I later used part of the money Mr. McKain paid me to buy 10 shares of IBM, which at that time was already “Big Blue” but was only on the cusp of the “information revolution” more characteristic of the next decade. I realized a modest return when I sold my shares in the summer of 1985 in order to purchase a surfboard and a wetsuit.

The lesson for me was simple: work hard, get paid, invest your earnings, realize financial goals and pursue life dreams.

Jim Fink

I grew up in Northampton, Massachusetts, home of Smith College where my father was a professor.  Our local bank was Northampton Institution for Savings (NIS) and it was where I had my first passbook savings account. In 1986, the thrift decided to convert from its status as a mutual bank (i.e., owned by depositors) to a public corporation. By this time, my dad was a member of the bank’s board of directors and he got me a summer job working on the stock conversion team, which notified all depositors of their right to buy into the initial public offering (IPO) of stock. The IPO occurred in October 1986 at a price of $9 per share and I, as a depositor, bought 500 shares, which amounted to my entire life savings at the time.  

My first mistake was not diversifying; I put all my eggs in one basket.  Stupid, stupid, stupid. But, in my defense, NIS was the largest bank in Northampton and was a public institution, having been around for more than 80 years. If you had asked anyone, they would have told you it was a rock-solid investment.

Oh, boy, this is bringing back bad memories. Anyway, within six months of going public, the stock shot up to $16. My father’s secretary decided to sell her stock for a 70% profit and I thought she was nuts. Merrill Lynch, the underwriter of the IPO, wrote a research report saying the bank was worth $23, not to mention being a prime takeover target for one of the large New England banks. I thought to myself, why should I sell at $16 and leave $7 or more on the table? Furthermore, I read in Fortune Magazine that a young Seth Klarman, risk-averse value investor extraordinaire, picked NIS as one of his favorite bank stocks.

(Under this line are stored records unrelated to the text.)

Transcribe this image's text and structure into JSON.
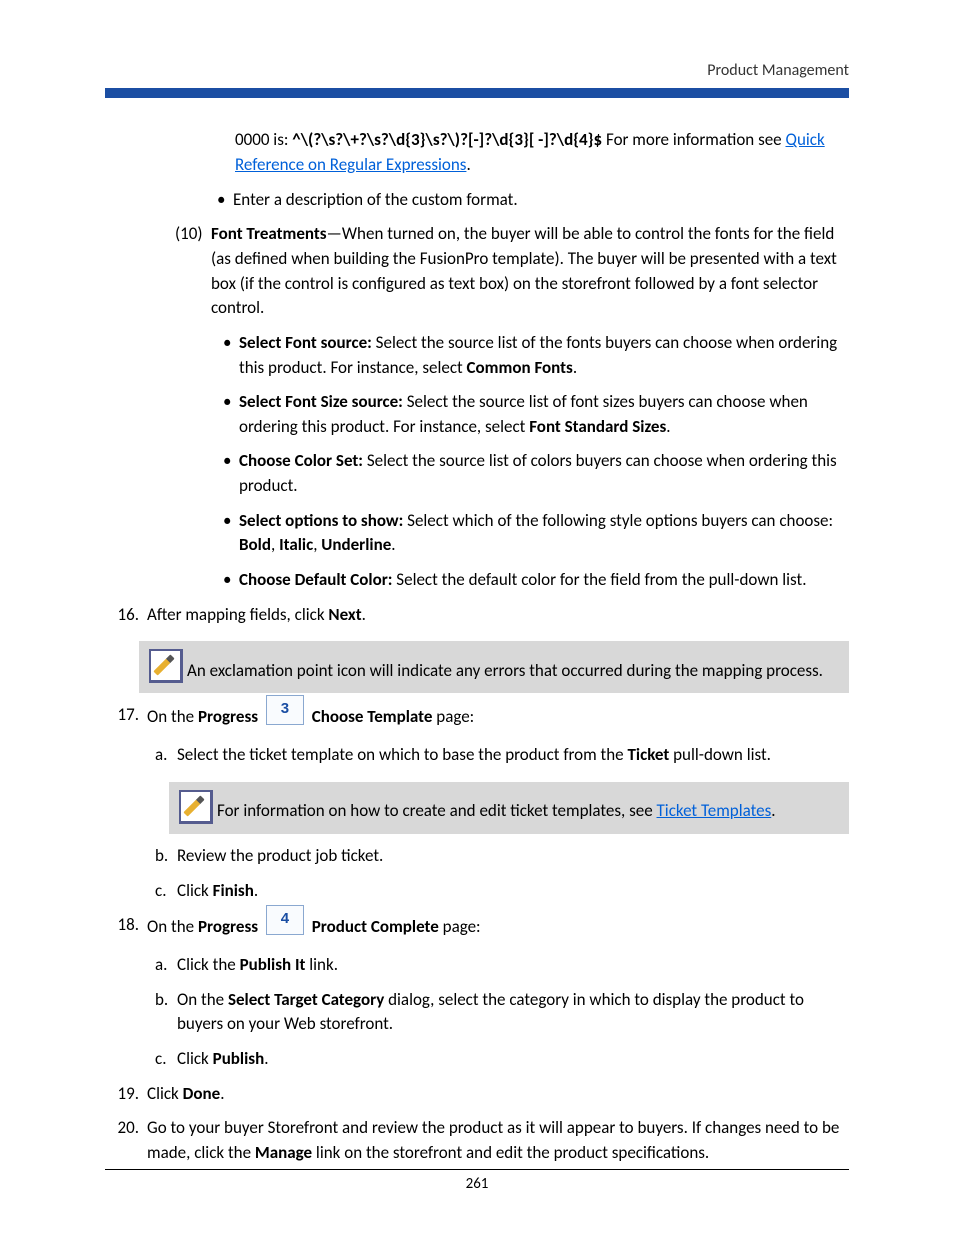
{
  "header": {
    "section": "Product Management"
  },
  "content": {
    "regex_prefix": "0000 is: ",
    "regex_code": "^\\(?\\s?\\+?\\s?\\d{3}\\s?\\)?[-]?\\d{3}[ -]?\\d{4}$",
    "regex_suffix": " For more information see ",
    "regex_link": "Quick Reference on Regular Expressions",
    "regex_period": ".",
    "enter_desc": "Enter a description of the custom format.",
    "font_treat_num": "(10)",
    "font_treat_label": "Font Treatments",
    "font_treat_desc": "—When turned on, the buyer will be able to control the fonts for the field (as defined when building the FusionPro template). The buyer will be presented with a text box (if the control is configured as text box) on the storefront followed by a font selector control.",
    "ft_b1_label": "Select Font source:",
    "ft_b1_text1": " Select the source list of the fonts buyers can choose when ordering this product. For instance, select ",
    "ft_b1_bold": "Common Fonts",
    "ft_b1_text2": ".",
    "ft_b2_label": "Select Font Size source:",
    "ft_b2_text1": " Select the source list of font sizes buyers can choose when ordering this product. For instance, select ",
    "ft_b2_bold": "Font Standard Sizes",
    "ft_b2_text2": ".",
    "ft_b3_label": "Choose Color Set:",
    "ft_b3_text": " Select the source list of colors buyers can choose when ordering this product.",
    "ft_b4_label": "Select options to show:",
    "ft_b4_text1": " Select which of the following style options buyers can choose: ",
    "ft_b4_bold1": "Bold",
    "ft_b4_sep1": ", ",
    "ft_b4_bold2": "Italic",
    "ft_b4_sep2": ", ",
    "ft_b4_bold3": "Underline",
    "ft_b4_text2": ".",
    "ft_b5_label": "Choose Default Color:",
    "ft_b5_text": " Select the default color for the field from the pull-down list.",
    "s16_num": "16.",
    "s16_text1": "After mapping fields, click ",
    "s16_bold": "Next",
    "s16_text2": ".",
    "note1": "An exclamation point icon will indicate any errors that occurred during the mapping process.",
    "s17_num": "17.",
    "s17_text1": "On the ",
    "s17_bold1": "Progress",
    "s17_badge": "3",
    "s17_bold2": "Choose Template",
    "s17_text2": " page:",
    "s17a_num": "a.",
    "s17a_text1": "Select the ticket template on which to base the product from the ",
    "s17a_bold": "Ticket",
    "s17a_text2": " pull-down list.",
    "note2_text1": "For information on how to create and edit ticket templates, see ",
    "note2_link": "Ticket Templates",
    "note2_text2": ".",
    "s17b_num": "b.",
    "s17b_text": "Review the product job ticket.",
    "s17c_num": "c.",
    "s17c_text1": "Click ",
    "s17c_bold": "Finish",
    "s17c_text2": ".",
    "s18_num": "18.",
    "s18_text1": "On the ",
    "s18_bold1": "Progress",
    "s18_badge": "4",
    "s18_bold2": "Product Complete",
    "s18_text2": " page:",
    "s18a_num": "a.",
    "s18a_text1": "Click the ",
    "s18a_bold": "Publish It",
    "s18a_text2": " link.",
    "s18b_num": "b.",
    "s18b_text1": "On the ",
    "s18b_bold": "Select Target Category",
    "s18b_text2": " dialog, select the category in which to display the product to buyers on your Web storefront.",
    "s18c_num": "c.",
    "s18c_text1": "Click ",
    "s18c_bold": "Publish",
    "s18c_text2": ".",
    "s19_num": "19.",
    "s19_text1": "Click ",
    "s19_bold": "Done",
    "s19_text2": ".",
    "s20_num": "20.",
    "s20_text1": "Go to your buyer Storefront and review the product as it will appear to buyers. If changes need to be made, click the ",
    "s20_bold": "Manage",
    "s20_text2": " link on the storefront and edit the product specifications."
  },
  "footer": {
    "page_num": "261"
  }
}
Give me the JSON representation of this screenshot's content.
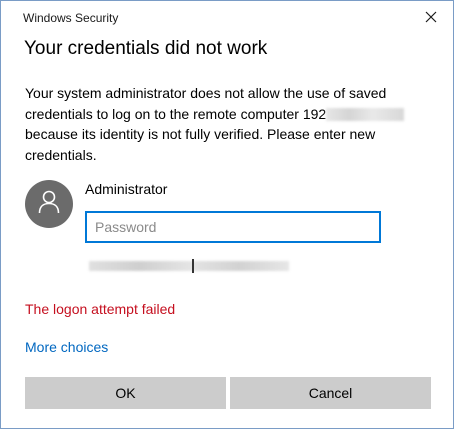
{
  "window": {
    "title": "Windows Security"
  },
  "heading": "Your credentials did not work",
  "message": {
    "before_redaction": "Your system administrator does not allow the use of saved credentials to log on to the remote computer 192",
    "after_redaction": " because its identity is not fully verified. Please enter new credentials."
  },
  "account": {
    "username": "Administrator",
    "avatar_icon": "user-icon"
  },
  "password": {
    "value": "",
    "placeholder": "Password"
  },
  "status": {
    "error": "The logon attempt failed",
    "error_color": "#c50f1f"
  },
  "links": {
    "more_choices": "More choices"
  },
  "buttons": {
    "ok": "OK",
    "cancel": "Cancel"
  },
  "colors": {
    "accent": "#0078d7",
    "link": "#0067c0",
    "button_bg": "#cccccc",
    "avatar_bg": "#6b6b6b"
  }
}
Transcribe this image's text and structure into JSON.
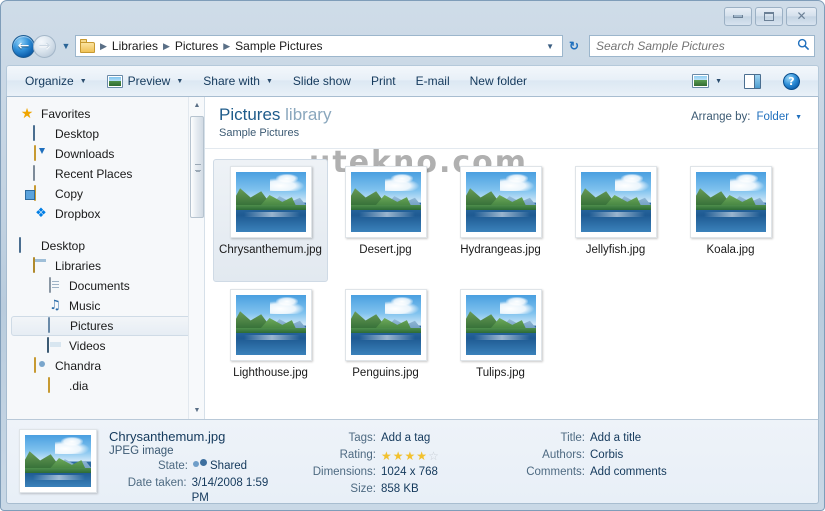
{
  "window": {
    "buttons": {
      "minimize": "Minimize",
      "maximize": "Maximize",
      "close": "Close"
    }
  },
  "nav": {
    "back_label": "Back",
    "forward_label": "Forward",
    "back_glyph": "←",
    "forward_glyph": "→",
    "history_caret": "▼",
    "refresh_glyph": "↻",
    "breadcrumbs": [
      "Libraries",
      "Pictures",
      "Sample Pictures"
    ],
    "separator": "▶",
    "address_caret": "▼"
  },
  "search": {
    "placeholder": "Search Sample Pictures",
    "value": "",
    "icon": "⚲"
  },
  "toolbar": {
    "organize": "Organize",
    "preview": "Preview",
    "share_with": "Share with",
    "slide_show": "Slide show",
    "print": "Print",
    "email": "E-mail",
    "new_folder": "New folder",
    "caret": "▼",
    "help_glyph": "?"
  },
  "sidebar": {
    "items": [
      {
        "label": "Favorites",
        "icon": "star-icon",
        "level": 0,
        "selected": false
      },
      {
        "label": "Desktop",
        "icon": "monitor-icon",
        "level": 1,
        "selected": false
      },
      {
        "label": "Downloads",
        "icon": "downloads-icon",
        "level": 1,
        "selected": false
      },
      {
        "label": "Recent Places",
        "icon": "recent-places-icon",
        "level": 1,
        "selected": false
      },
      {
        "label": "Copy",
        "icon": "copy-folder-icon",
        "level": 1,
        "selected": false
      },
      {
        "label": "Dropbox",
        "icon": "dropbox-icon",
        "level": 1,
        "selected": false
      },
      {
        "label": "Desktop",
        "icon": "monitor-icon",
        "level": 0,
        "selected": false
      },
      {
        "label": "Libraries",
        "icon": "library-icon",
        "level": 1,
        "selected": false
      },
      {
        "label": "Documents",
        "icon": "document-icon",
        "level": 2,
        "selected": false
      },
      {
        "label": "Music",
        "icon": "music-icon",
        "level": 2,
        "selected": false
      },
      {
        "label": "Pictures",
        "icon": "pictures-icon",
        "level": 2,
        "selected": true
      },
      {
        "label": "Videos",
        "icon": "videos-icon",
        "level": 2,
        "selected": false
      },
      {
        "label": "Chandra",
        "icon": "user-folder-icon",
        "level": 1,
        "selected": false
      },
      {
        "label": ".dia",
        "icon": "folder-icon",
        "level": 2,
        "selected": false
      }
    ]
  },
  "library": {
    "title_primary": "Pictures",
    "title_secondary": "library",
    "subtitle": "Sample Pictures",
    "arrange_label": "Arrange by:",
    "arrange_value": "Folder",
    "arrange_caret": "▼"
  },
  "watermark": "utekno.com",
  "files": [
    {
      "name": "Chrysanthemum.jpg",
      "selected": true
    },
    {
      "name": "Desert.jpg",
      "selected": false
    },
    {
      "name": "Hydrangeas.jpg",
      "selected": false
    },
    {
      "name": "Jellyfish.jpg",
      "selected": false
    },
    {
      "name": "Koala.jpg",
      "selected": false
    },
    {
      "name": "Lighthouse.jpg",
      "selected": false
    },
    {
      "name": "Penguins.jpg",
      "selected": false
    },
    {
      "name": "Tulips.jpg",
      "selected": false
    }
  ],
  "details": {
    "filename": "Chrysanthemum.jpg",
    "filetype": "JPEG image",
    "state_label": "State:",
    "state_value": "Shared",
    "date_taken_label": "Date taken:",
    "date_taken_value": "3/14/2008 1:59 PM",
    "tags_label": "Tags:",
    "tags_value": "Add a tag",
    "rating_label": "Rating:",
    "rating_value": 4,
    "rating_max": 5,
    "star_full": "★",
    "star_empty": "☆",
    "dimensions_label": "Dimensions:",
    "dimensions_value": "1024 x 768",
    "size_label": "Size:",
    "size_value": "858 KB",
    "title_label": "Title:",
    "title_value": "Add a title",
    "authors_label": "Authors:",
    "authors_value": "Corbis",
    "comments_label": "Comments:",
    "comments_value": "Add comments"
  },
  "colors": {
    "accent_blue": "#1f6fbd",
    "library_title": "#1f5c8b",
    "star_gold": "#f2c12e",
    "frame": "#7f9db9"
  }
}
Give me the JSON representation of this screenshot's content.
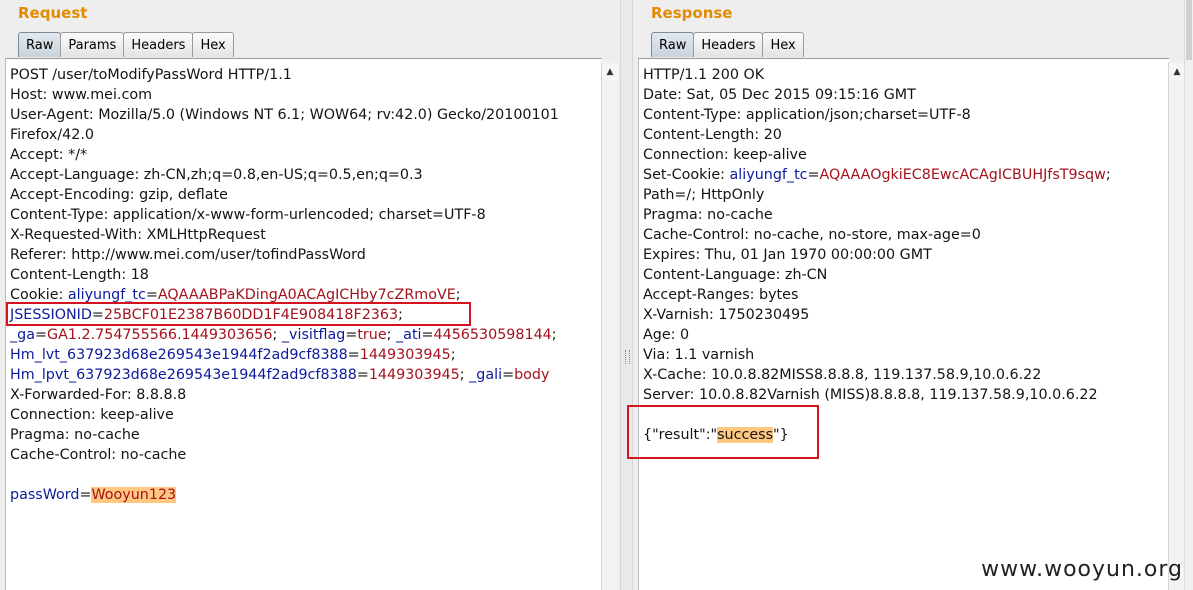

Lastly, CEO Dick Covell kept buying shares and I thought as an insider he must have known that the bank was doing well.

Long story short, the bank, which had been conservatively run for its entire 80-plus year existence, suddenly started expanding like crazy, buying other banks and issuing questionable loans to anyone who asked. I guess receiving tens of millions of dollars in IPO proceeds, as well as facing the pressures of satisfying public shareholders for the first time, was too much for our local-yokel bank management to handle responsibly. With the recession of 1990, all of these loans went bad and the bank failed in 1992. It turns out the bank was not just the victim of a bad economy, but had a criminal in charge of the loan department. Yes, I held my stock all the way down. Thanks for asking. You can read the whole sad story here.

Lessons learned besides the importance of diversification? First, don’t get sentimental and marry a stock. I let the fact that it was my hometown bank with my dad on the board of directors influence my thinking. Second, you should at least consider selling half your position when a stock skyrockets 75% in six months. Third, give no weight to analyst reports issued by the underwriter of an IPO – it’s their job to boost the stock. Fourth, don’t rely solely on the opinion of famous investors like Seth Klarman without doing your own analysis. Fifth, don’t ride a stock down to zero because you are ashamed to take a loss and admit you were wrong. Lastly, although insider buying is normally a good sign, ignore it when it involves bank insiders because they don’t know loans are going bad until it’s too late.